How to get the agent id in skill

We recommend that you write your skill as stateless, which helps save memory. When you need to get the runtime context, you can get it from the parameters of the _run function.

from langchain_core.runnables import RunnableConfig

class YourSkillInput(BaseModel):
    foo: str = Field(description="A string parameter")
    bar: int = Field(description="An integer parameter")

class YourSkill(TwitterBaseTool):
    async def _arun(self, config: RunnableConfig, **kwargs) -> str:
        context = self.context_from_config(config)
        print(context)
        return f"I'm running in agent {context.agent.id}"

Here is the context definition:

class SkillContext(BaseModel):
    agent: Agent
    config: SkillConfig
    user_id: str
    entrypoint: Literal["web", "twitter", "telegram", "trigger"]

If you have optional parameters in _arun, you can put them after config: RunnableConfig. Because the agent always use parameter name to pass the parameters.

How to add custom skill config

Some times you may need to add custom config to the skill. Like an api key, or behavior choices for agents.

In __init__.py

class Config(SkillConfig):
    """Configuration for your skills."""

    states: SkillStates
    api_key: str

Then it can be defined in the agent config.

id: my-test-agent
skills:
  your_new_skill_category:
    states:
      your_skill: public
    api_key: your_api_key

You can get it from context when you need it.

How to use more packages in skill

Please find in the pyproject.toml for the available packages.

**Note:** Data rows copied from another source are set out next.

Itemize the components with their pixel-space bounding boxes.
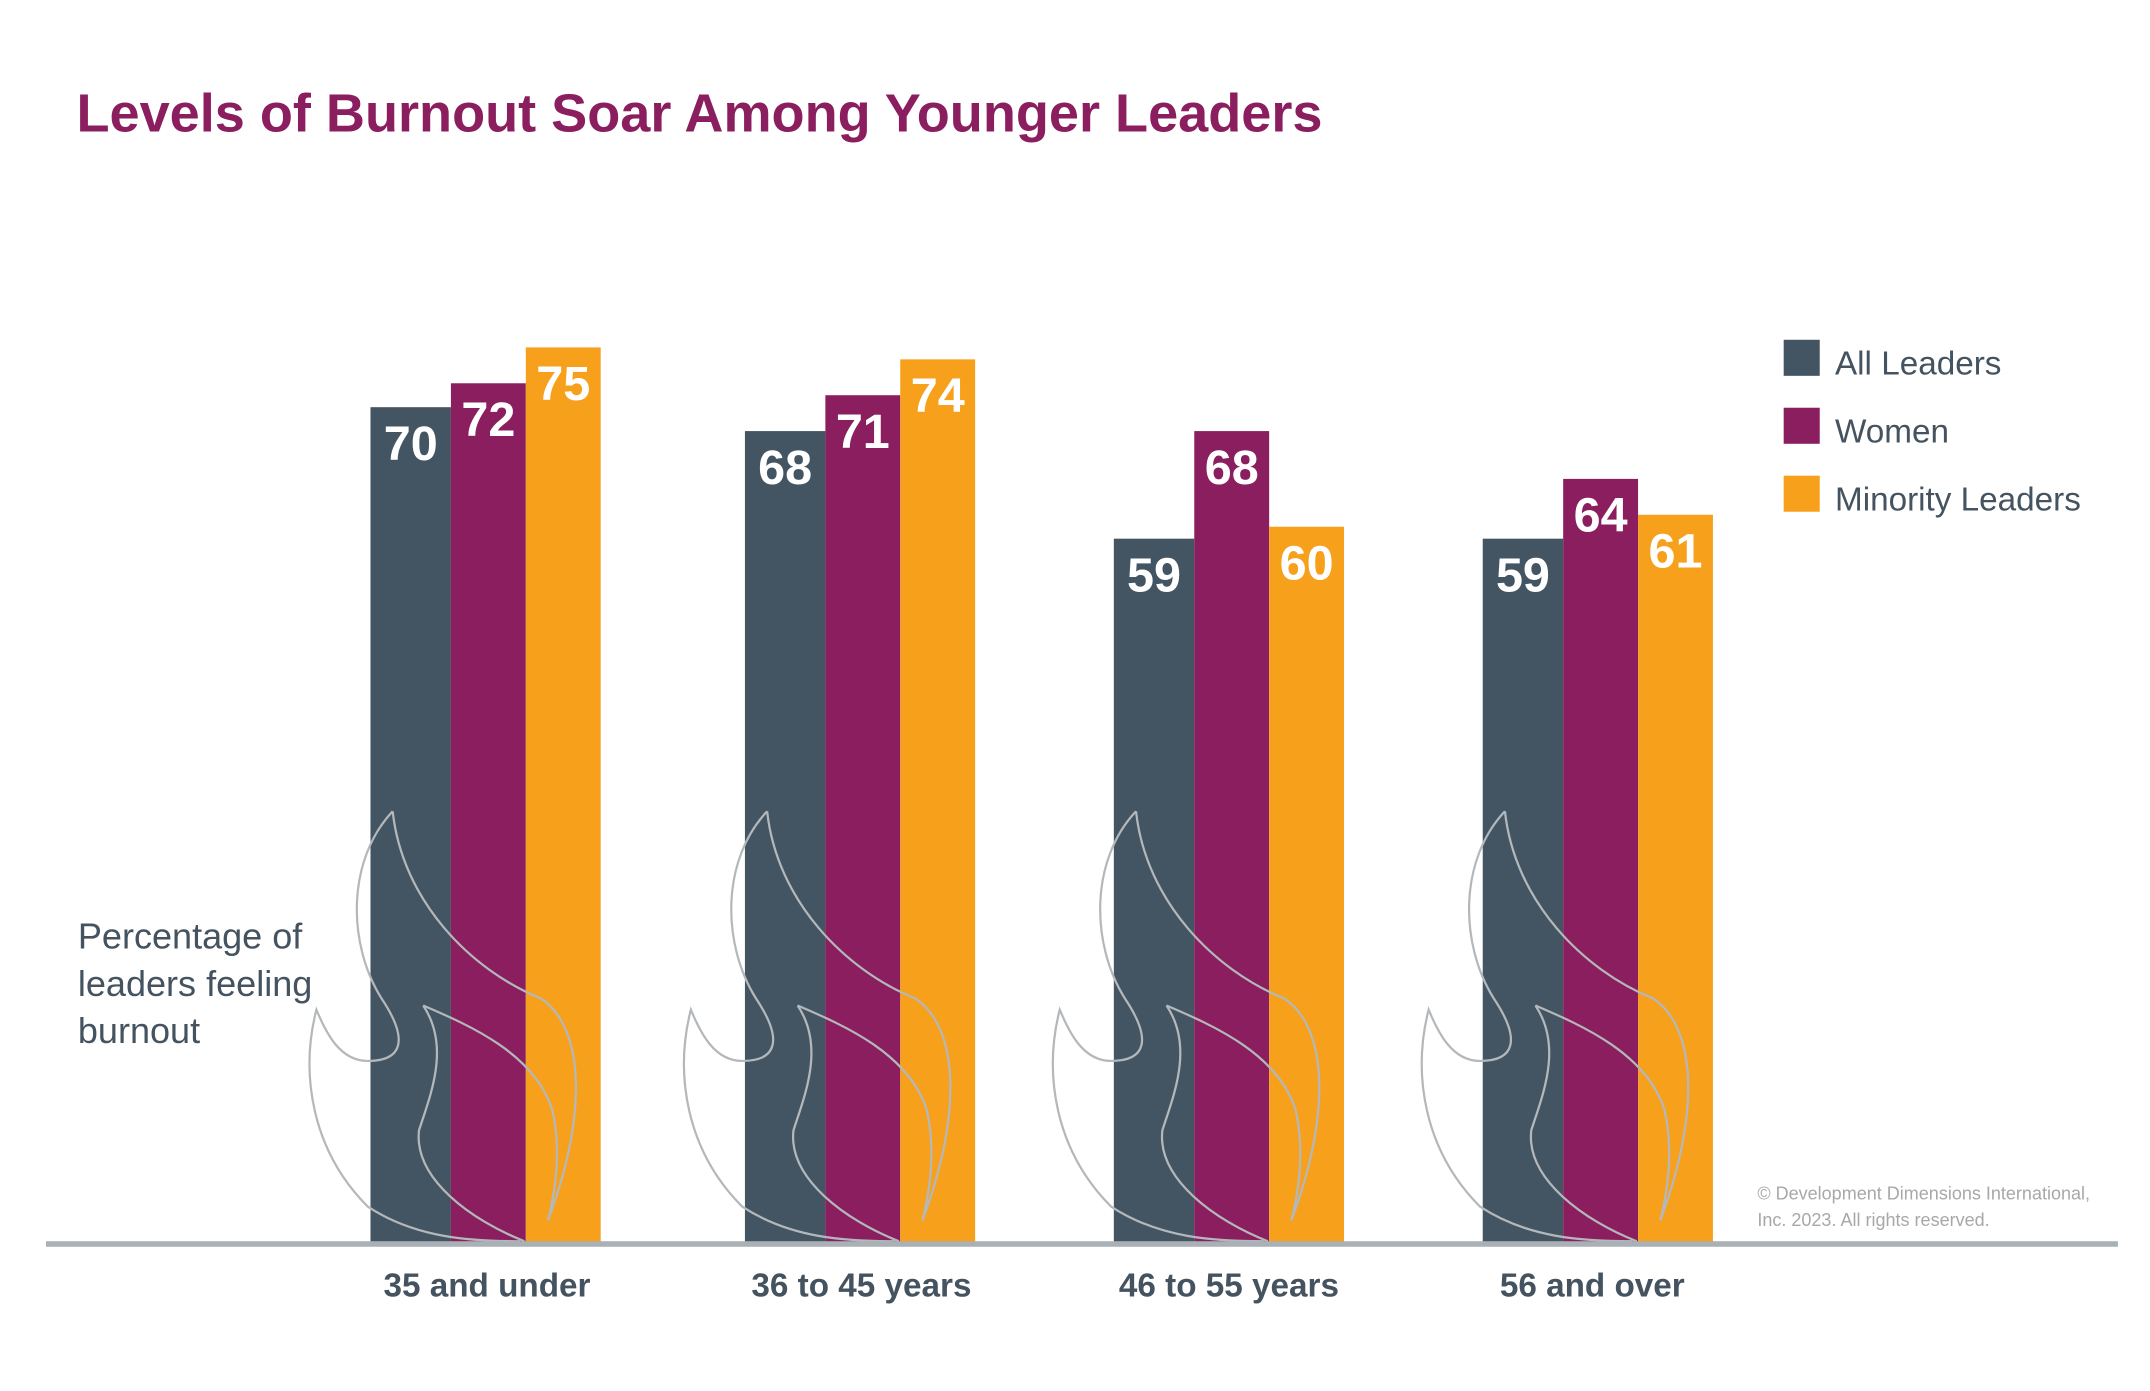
bar (744, 431, 826, 1244)
flame-icon (308, 810, 578, 1243)
data-label: 59 (1127, 548, 1181, 602)
legend-label: Women (1835, 413, 1949, 450)
bars (370, 347, 1713, 1244)
flame-outline (1529, 1004, 1638, 1243)
flame-outline (1503, 811, 1690, 1221)
copyright: © Development Dimensions International, … (1757, 1184, 2090, 1230)
copyright-line: Inc. 2023. All rights reserved. (1757, 1210, 1989, 1230)
flame-decorations (308, 810, 1690, 1243)
bar (1638, 514, 1713, 1244)
data-label: 74 (911, 369, 965, 423)
bar (525, 347, 601, 1244)
data-label: 59 (1496, 548, 1550, 602)
legend-swatch-women (1783, 407, 1820, 444)
copyright-line: © Development Dimensions International, (1757, 1184, 2090, 1204)
category-label: 36 to 45 years (751, 1268, 971, 1305)
bar (900, 359, 976, 1244)
y-label-line: burnout (78, 1010, 200, 1051)
data-label: 75 (536, 357, 590, 411)
data-label: 71 (836, 405, 890, 459)
y-label-line: leaders feeling (78, 963, 312, 1004)
data-labels: 70 72 75 68 71 74 59 68 60 59 64 61 (384, 357, 1703, 602)
x-axis-baseline (45, 1241, 2118, 1247)
category-label: 56 and over (1500, 1268, 1685, 1305)
legend-swatch-all-leaders (1783, 339, 1820, 376)
legend-label: Minority Leaders (1835, 481, 2081, 518)
data-label: 60 (1280, 536, 1334, 590)
bar (825, 395, 901, 1244)
flame-icon (1420, 810, 1690, 1243)
flame-outline (417, 1004, 525, 1243)
data-label: 64 (1574, 489, 1628, 543)
data-label: 68 (1205, 441, 1259, 495)
flame-icon (682, 810, 952, 1243)
flame-outline (1166, 1004, 1302, 1221)
flame-outline (792, 1004, 900, 1243)
bar (1563, 478, 1639, 1244)
bar (1482, 538, 1564, 1244)
data-label: 61 (1649, 524, 1703, 578)
y-label-line: Percentage of (78, 916, 303, 957)
flame-outline (422, 1004, 559, 1221)
legend-label: All Leaders (1835, 345, 2001, 382)
bar (1113, 538, 1195, 1244)
data-label: 70 (384, 417, 438, 471)
flame-icon (1051, 810, 1321, 1243)
bar (450, 383, 526, 1244)
data-label: 68 (758, 441, 812, 495)
category-label: 35 and under (383, 1268, 590, 1305)
flame-outline (682, 810, 895, 1243)
category-labels: 35 and under 36 to 45 years 46 to 55 yea… (383, 1268, 1684, 1305)
bar (1269, 526, 1345, 1244)
flame-outline (797, 1004, 933, 1221)
flame-outline (1420, 810, 1633, 1243)
bar (1194, 431, 1270, 1244)
category-label: 46 to 55 years (1119, 1268, 1339, 1305)
chart-title: Levels of Burnout Soar Among Younger Lea… (76, 84, 1322, 144)
bar (370, 407, 451, 1244)
flame-outline (308, 810, 521, 1243)
data-label: 72 (461, 393, 515, 447)
flame-outline (1134, 811, 1321, 1221)
y-axis-label: Percentage of leaders feeling burnout (78, 916, 312, 1051)
flame-outline (766, 811, 952, 1221)
flame-outline (1534, 1004, 1671, 1221)
flame-outline (1161, 1004, 1269, 1243)
flame-outline (1051, 810, 1264, 1243)
flame-outline (391, 811, 578, 1221)
legend-swatch-minority-leaders (1783, 475, 1820, 512)
legend: All Leaders Women Minority Leaders (1783, 339, 2081, 518)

Like for http client, we suggest you use the async client of httpx.

If you need to use other packages, please add them to the pyproject.toml use poetry add.

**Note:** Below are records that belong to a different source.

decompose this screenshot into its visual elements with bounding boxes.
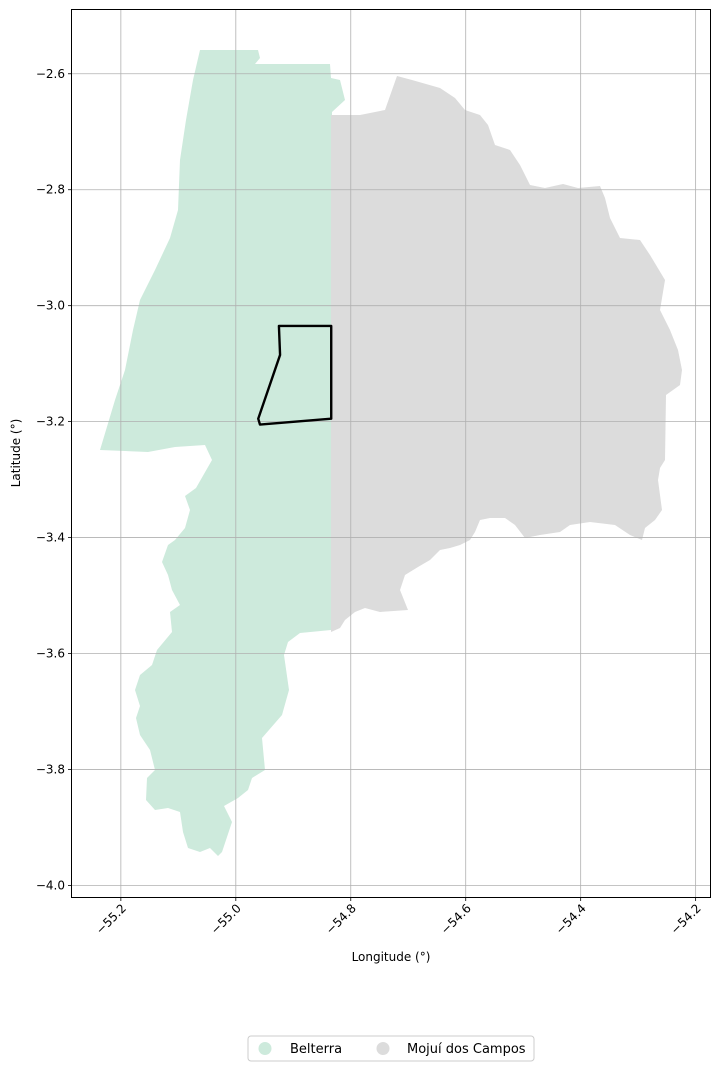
y-axis-ticks: −2.6 −2.8 −3.0 −3.2 −3.4 −3.6 −3.8 −4.0	[36, 67, 72, 892]
x-axis-label: Longitude (°)	[352, 950, 431, 964]
x-tick-label: −54.4	[553, 901, 589, 937]
y-tick-label: −4.0	[36, 878, 65, 892]
x-tick-label: −54.2	[668, 901, 704, 937]
region-mojui-dos-campos	[331, 76, 682, 632]
x-axis-ticks: −55.2 −55.0 −54.8 −54.6 −54.4 −54.2	[93, 897, 704, 937]
legend-marker-belterra	[258, 1042, 272, 1055]
highlight-layer	[257, 324, 333, 426]
legend-frame	[247, 1035, 535, 1062]
legend: Belterra Mojuí dos Campos	[247, 1035, 535, 1062]
region-belterra	[100, 50, 345, 856]
y-tick-label: −3.8	[36, 762, 65, 776]
y-tick-label: −2.8	[36, 183, 65, 197]
y-tick-label: −3.4	[36, 531, 65, 545]
legend-label-mojui-dos-campos: Mojuí dos Campos	[407, 1042, 526, 1057]
x-tick-label: −55.2	[93, 901, 129, 937]
y-tick-label: −3.0	[36, 299, 65, 313]
y-tick-label: −3.6	[36, 647, 65, 661]
plot-frame	[71, 9, 711, 898]
x-tick-label: −54.8	[323, 901, 359, 937]
grid-layer	[72, 10, 710, 897]
y-axis-label: Latitude (°)	[9, 419, 23, 488]
y-tick-label: −2.6	[36, 67, 65, 81]
highlight-polygon	[257, 324, 333, 426]
y-tick-label: −3.2	[36, 415, 65, 429]
x-tick-label: −55.0	[208, 901, 244, 937]
legend-marker-mojui-dos-campos	[376, 1042, 390, 1055]
x-tick-label: −54.6	[438, 901, 474, 937]
regions-layer	[100, 50, 682, 856]
legend-label-belterra: Belterra	[290, 1042, 342, 1057]
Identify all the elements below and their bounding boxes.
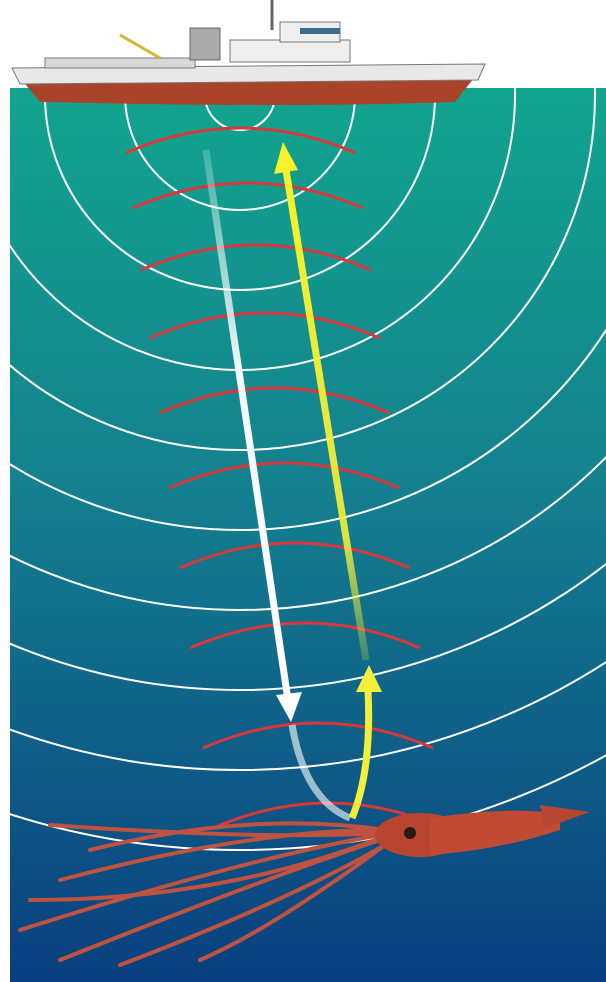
sound-pulse	[140, 243, 372, 272]
sound-pulse	[125, 126, 357, 155]
outgoing-signal	[202, 149, 352, 822]
sound-pulse	[132, 181, 364, 210]
sound-pulse	[202, 721, 434, 750]
sound-pulse	[189, 621, 421, 650]
sonar-ring	[10, 88, 596, 451]
sound-pulse	[149, 311, 381, 340]
research-ship	[11, 0, 486, 105]
sonar-ring	[0, 0, 606, 690]
giant-squid	[18, 805, 590, 967]
sonar-ring	[0, 0, 606, 850]
sound-pulse	[168, 461, 400, 490]
sonar-ring	[0, 0, 606, 770]
sonar-ring	[0, 0, 606, 610]
sound-pulses	[125, 126, 444, 830]
echo-signal	[274, 142, 382, 820]
sonar-ring	[0, 0, 606, 530]
sound-pulse	[158, 386, 391, 415]
sound-pulse	[179, 541, 411, 570]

How to store data in skill

You can use the skill_store to store data in the skill. It is a key-value store that can be used to store data that is specific to the skill.

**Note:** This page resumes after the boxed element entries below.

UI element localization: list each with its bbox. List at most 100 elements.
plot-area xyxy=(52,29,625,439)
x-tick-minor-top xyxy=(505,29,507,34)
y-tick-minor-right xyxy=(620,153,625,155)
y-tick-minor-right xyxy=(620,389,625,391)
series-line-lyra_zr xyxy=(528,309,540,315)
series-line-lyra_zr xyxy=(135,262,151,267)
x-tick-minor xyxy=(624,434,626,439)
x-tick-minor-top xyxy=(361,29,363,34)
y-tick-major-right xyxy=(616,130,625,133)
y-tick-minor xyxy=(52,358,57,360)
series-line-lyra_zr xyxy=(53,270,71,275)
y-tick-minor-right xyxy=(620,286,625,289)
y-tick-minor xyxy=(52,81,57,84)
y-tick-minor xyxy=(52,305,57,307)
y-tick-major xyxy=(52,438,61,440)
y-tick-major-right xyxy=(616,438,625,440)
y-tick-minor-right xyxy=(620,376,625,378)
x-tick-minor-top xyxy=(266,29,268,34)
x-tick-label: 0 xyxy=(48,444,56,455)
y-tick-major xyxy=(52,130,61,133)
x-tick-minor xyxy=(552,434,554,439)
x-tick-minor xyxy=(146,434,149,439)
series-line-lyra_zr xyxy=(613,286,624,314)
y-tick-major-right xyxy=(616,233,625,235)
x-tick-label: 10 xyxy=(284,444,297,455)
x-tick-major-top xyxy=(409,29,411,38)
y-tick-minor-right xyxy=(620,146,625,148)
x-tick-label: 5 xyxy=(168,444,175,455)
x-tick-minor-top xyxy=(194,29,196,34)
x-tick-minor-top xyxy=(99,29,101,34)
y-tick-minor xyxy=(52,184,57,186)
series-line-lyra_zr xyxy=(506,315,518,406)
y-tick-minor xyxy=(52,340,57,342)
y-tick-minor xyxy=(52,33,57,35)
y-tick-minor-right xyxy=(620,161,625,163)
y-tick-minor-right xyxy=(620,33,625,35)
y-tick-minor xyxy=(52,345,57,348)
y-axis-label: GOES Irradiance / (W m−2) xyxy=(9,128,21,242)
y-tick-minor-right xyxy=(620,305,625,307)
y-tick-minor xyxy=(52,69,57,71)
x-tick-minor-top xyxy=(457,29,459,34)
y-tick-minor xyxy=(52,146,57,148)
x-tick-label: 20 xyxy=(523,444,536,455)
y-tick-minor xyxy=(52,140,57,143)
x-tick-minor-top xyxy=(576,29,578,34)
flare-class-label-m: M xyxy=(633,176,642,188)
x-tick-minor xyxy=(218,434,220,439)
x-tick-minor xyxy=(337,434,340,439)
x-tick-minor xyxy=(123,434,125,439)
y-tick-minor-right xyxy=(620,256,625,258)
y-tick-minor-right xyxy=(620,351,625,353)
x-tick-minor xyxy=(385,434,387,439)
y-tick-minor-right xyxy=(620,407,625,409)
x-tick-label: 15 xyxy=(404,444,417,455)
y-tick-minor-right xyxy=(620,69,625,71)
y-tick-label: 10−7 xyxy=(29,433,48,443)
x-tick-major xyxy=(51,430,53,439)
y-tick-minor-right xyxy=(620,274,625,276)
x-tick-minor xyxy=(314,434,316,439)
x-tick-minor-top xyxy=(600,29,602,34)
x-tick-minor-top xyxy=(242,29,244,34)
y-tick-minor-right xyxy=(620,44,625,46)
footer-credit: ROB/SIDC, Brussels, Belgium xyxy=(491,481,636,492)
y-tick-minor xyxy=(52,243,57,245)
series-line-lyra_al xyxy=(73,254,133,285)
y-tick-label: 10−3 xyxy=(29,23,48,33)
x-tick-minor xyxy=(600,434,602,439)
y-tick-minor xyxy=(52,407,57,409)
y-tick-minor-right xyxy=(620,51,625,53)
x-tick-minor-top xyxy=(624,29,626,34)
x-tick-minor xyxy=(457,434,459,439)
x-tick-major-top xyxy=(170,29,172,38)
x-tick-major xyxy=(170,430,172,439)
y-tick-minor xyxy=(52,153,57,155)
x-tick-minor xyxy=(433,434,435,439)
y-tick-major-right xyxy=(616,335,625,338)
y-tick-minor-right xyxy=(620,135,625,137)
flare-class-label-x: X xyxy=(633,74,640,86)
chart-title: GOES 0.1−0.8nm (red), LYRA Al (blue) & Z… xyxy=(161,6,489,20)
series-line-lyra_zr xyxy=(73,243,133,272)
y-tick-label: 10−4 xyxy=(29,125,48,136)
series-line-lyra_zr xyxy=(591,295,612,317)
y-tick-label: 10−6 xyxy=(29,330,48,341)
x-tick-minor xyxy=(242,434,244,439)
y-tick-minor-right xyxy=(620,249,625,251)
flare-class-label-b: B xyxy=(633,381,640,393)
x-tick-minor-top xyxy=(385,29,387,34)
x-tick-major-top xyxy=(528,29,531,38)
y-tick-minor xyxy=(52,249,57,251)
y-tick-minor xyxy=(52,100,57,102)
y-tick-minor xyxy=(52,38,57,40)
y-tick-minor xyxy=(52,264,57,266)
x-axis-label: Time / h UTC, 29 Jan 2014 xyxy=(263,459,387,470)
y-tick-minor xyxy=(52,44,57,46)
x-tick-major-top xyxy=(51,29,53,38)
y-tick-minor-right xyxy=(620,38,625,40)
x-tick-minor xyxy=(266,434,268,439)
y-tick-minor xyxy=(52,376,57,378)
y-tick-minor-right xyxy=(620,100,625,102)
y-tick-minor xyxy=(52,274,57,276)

You can store and retrieve a dict at these levels:

  • agent
  • thread
  • agent + user

How to write on-chain skills

You can use the CdpClient to write on-chain skills.

Get the agent id from context, then use agent id and self.store to initialize the CdpClient.

How to add api key to system level

You may want to add an api key of specific service to the system level. Then every agent can share this api key, no longer need to add it in the config.

When you contribute a new skill category, please add it in skill config first. If we find it is a common service, the IntentKit team will add it to the system level.